Ce qui est bien avec le mois de Mai c’est que toutes les forces de l’univers se sont concentrées pour nous apporter un maximum de jours fériés : l’internationale socialiste, les acteurs de la seconde guerre mondiale (bien joué les gars, pile une semaine d’intervalle, fallait y penser), et même Jesus y a mis du sien. Jesus qui, s’il n’avait pas été aussi pressé de choisir sa date se serait rendu compte qu’elle tomberait le 1er Mai en 2008, c’est pas bien malin. Bon cela dit, comme il a aussi apporté le lundi de Pentecôte pour qu’on soit vraiment sûr qu’on se souviendrait de lui (perso je trouve que Noël est sa fête la plus réussie, au moins y’a de la dinde et plein de coffrets à offrir), on peut facilement le lui pardonner. Je dis ça, mais à vrai dire je suis pas bien sûr de faire la différence entre pâques, l’ascension, la pentecôte et l’assomption. Y’a que Noël que je maîtrise. Et le fait que normalement je devrais pas travailler ces jours-là mais que allez, quand même, soyons fous, ouvrons la librairie, on verra bien si tous les chrétiens de France décident de venir fêter leur ferveur spirituelle en augmentant leur collection de bandes dessinées.

 

De toute évidence, quand un long week-end est possible, il faut croire que le désir d’évasion supplante celui de me tenir compagnie. Heureusement que je peux néanmoins compter sur les touristes, qui eux aussi, y’a pas de raison, ont droit à leurs jours fériés liés à Jesus et à la guerre. C’est ça l’Europe : chacun profite des bonnes idées des autres. Et quand un pays (la France) a une super mauvaise idée (Hadopi), l’Europe arrive pour dire que bon, autant sur ces histoires de barbu qui monte au ciel, on dit pas, autant là c’est un peu n’importe quoi, soyez réalistes. C’est chouette, l’Europe, ça donne envie d’aller voter un dimanche chômé. Voilà pour le côté politique archi militant de ce blog, j’espère que vous avez aimé.

 

Et donc ces derniers jours j’ai eu des Espagnols, des Hollandais, des Japonais (l’Europe s’étend) et quelques Français. Enfin quand je dis ‘j’ai eu’, je veux évidemment dire qu’ils ont franchi le pas de la porte. Je ne fais pas la collec d’étrangers. Ce qui ne m’empêche pas d’avoir du succès auprès des femelles de tout plein de pays différents (bon ok, y’a juste eu une Islandaise, une fois), qui ont l’immense avantage de ne pas comprendre ce que je dis (et inversement. C’est tout bénef’).

 

‘Bonjour monsieur’, me dit une demoiselle avec ce délicieux accent allemand qui me tétanise sur place.

‘’jour’

‘Vous avez le manga Perfect Girl ?’ demande-t-elle avec une prononciation parfaite.

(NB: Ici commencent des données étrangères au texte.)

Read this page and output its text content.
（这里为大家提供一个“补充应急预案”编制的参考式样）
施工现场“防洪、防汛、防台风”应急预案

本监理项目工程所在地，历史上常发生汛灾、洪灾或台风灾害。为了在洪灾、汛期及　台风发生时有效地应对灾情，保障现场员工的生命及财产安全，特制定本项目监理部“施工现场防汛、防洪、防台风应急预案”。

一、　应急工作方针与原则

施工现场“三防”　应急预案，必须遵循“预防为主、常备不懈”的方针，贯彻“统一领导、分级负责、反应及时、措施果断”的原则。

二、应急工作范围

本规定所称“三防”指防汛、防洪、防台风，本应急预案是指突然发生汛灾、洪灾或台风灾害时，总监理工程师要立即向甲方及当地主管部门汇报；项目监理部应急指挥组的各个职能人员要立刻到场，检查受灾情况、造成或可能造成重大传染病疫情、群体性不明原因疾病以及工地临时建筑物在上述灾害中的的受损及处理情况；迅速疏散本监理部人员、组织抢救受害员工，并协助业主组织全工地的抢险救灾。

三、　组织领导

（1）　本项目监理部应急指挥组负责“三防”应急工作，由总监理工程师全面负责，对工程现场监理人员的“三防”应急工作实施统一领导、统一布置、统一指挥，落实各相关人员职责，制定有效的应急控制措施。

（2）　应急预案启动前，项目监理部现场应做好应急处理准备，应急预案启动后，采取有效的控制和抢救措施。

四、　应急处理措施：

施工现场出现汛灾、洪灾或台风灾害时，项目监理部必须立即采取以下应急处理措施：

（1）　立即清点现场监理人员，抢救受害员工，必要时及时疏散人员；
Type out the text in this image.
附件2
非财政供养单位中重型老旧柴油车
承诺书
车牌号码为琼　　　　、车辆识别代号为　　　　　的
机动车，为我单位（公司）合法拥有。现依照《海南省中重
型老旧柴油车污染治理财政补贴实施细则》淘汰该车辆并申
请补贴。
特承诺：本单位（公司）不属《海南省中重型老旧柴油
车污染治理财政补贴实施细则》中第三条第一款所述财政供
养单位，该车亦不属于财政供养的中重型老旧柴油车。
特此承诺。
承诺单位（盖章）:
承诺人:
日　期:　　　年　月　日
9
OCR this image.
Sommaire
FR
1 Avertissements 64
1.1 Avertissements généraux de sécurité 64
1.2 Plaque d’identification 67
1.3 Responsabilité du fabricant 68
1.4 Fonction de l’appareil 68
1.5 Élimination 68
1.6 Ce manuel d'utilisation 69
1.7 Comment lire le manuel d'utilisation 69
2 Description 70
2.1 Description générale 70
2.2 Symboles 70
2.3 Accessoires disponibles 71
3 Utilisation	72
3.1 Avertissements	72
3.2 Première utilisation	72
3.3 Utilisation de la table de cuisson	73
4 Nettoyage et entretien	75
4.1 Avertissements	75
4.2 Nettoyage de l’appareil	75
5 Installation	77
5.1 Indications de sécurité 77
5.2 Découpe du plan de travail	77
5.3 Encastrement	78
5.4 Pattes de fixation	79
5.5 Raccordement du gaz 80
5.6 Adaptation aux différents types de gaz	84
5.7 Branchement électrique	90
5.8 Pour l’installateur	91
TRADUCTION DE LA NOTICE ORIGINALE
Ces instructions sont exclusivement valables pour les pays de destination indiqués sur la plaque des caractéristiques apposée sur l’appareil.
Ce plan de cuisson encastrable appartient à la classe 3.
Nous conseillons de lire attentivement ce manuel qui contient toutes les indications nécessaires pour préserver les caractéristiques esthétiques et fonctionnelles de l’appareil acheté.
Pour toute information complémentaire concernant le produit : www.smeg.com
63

Ces étrangers et leur acharnement à montrer qu’ils manient mieux les langues que nous…

 

J’hésite à lui répondre en Allemand (et à me ridiculiser). En vrai je n’hésite pas du tout, j’ai été traumatisé par quatre années d’études supérieures incluant de l’Allemand, et j’ai juré sur la tombe du soldat Allemand inconnu que jamais plus un mot de cette langue ne titillerait ma glotte délicate. Et puis après tout, elle est sûrement en France en échange scolaire, et ils seraient pas contents dans son école de savoir qu’elle ne parle pas Français 24h/24, y compris pour demander une tête de veau.

 

Je lui explique donc que je ne connais pas ce manga, tout du moins son nom anglais en Allemagne, mais que, pour fêter la fin de la guerre entre nos peuples et la montée de Jesus au ciel, je vais chercher sur internet.

 

Et le titre du manga en Japonais en France c’est Yamato Nadeshiko. Ah. Forcément, j’avais pas fait le rapprochement.

‘Vous avez le numéro 21 ? ils n’en sont qu’au numéro 20 en Allemagne’ (y’a pas à dire, son Français est largement meilleur que mon Allemand, voilà bien quatre années fichues en l’air)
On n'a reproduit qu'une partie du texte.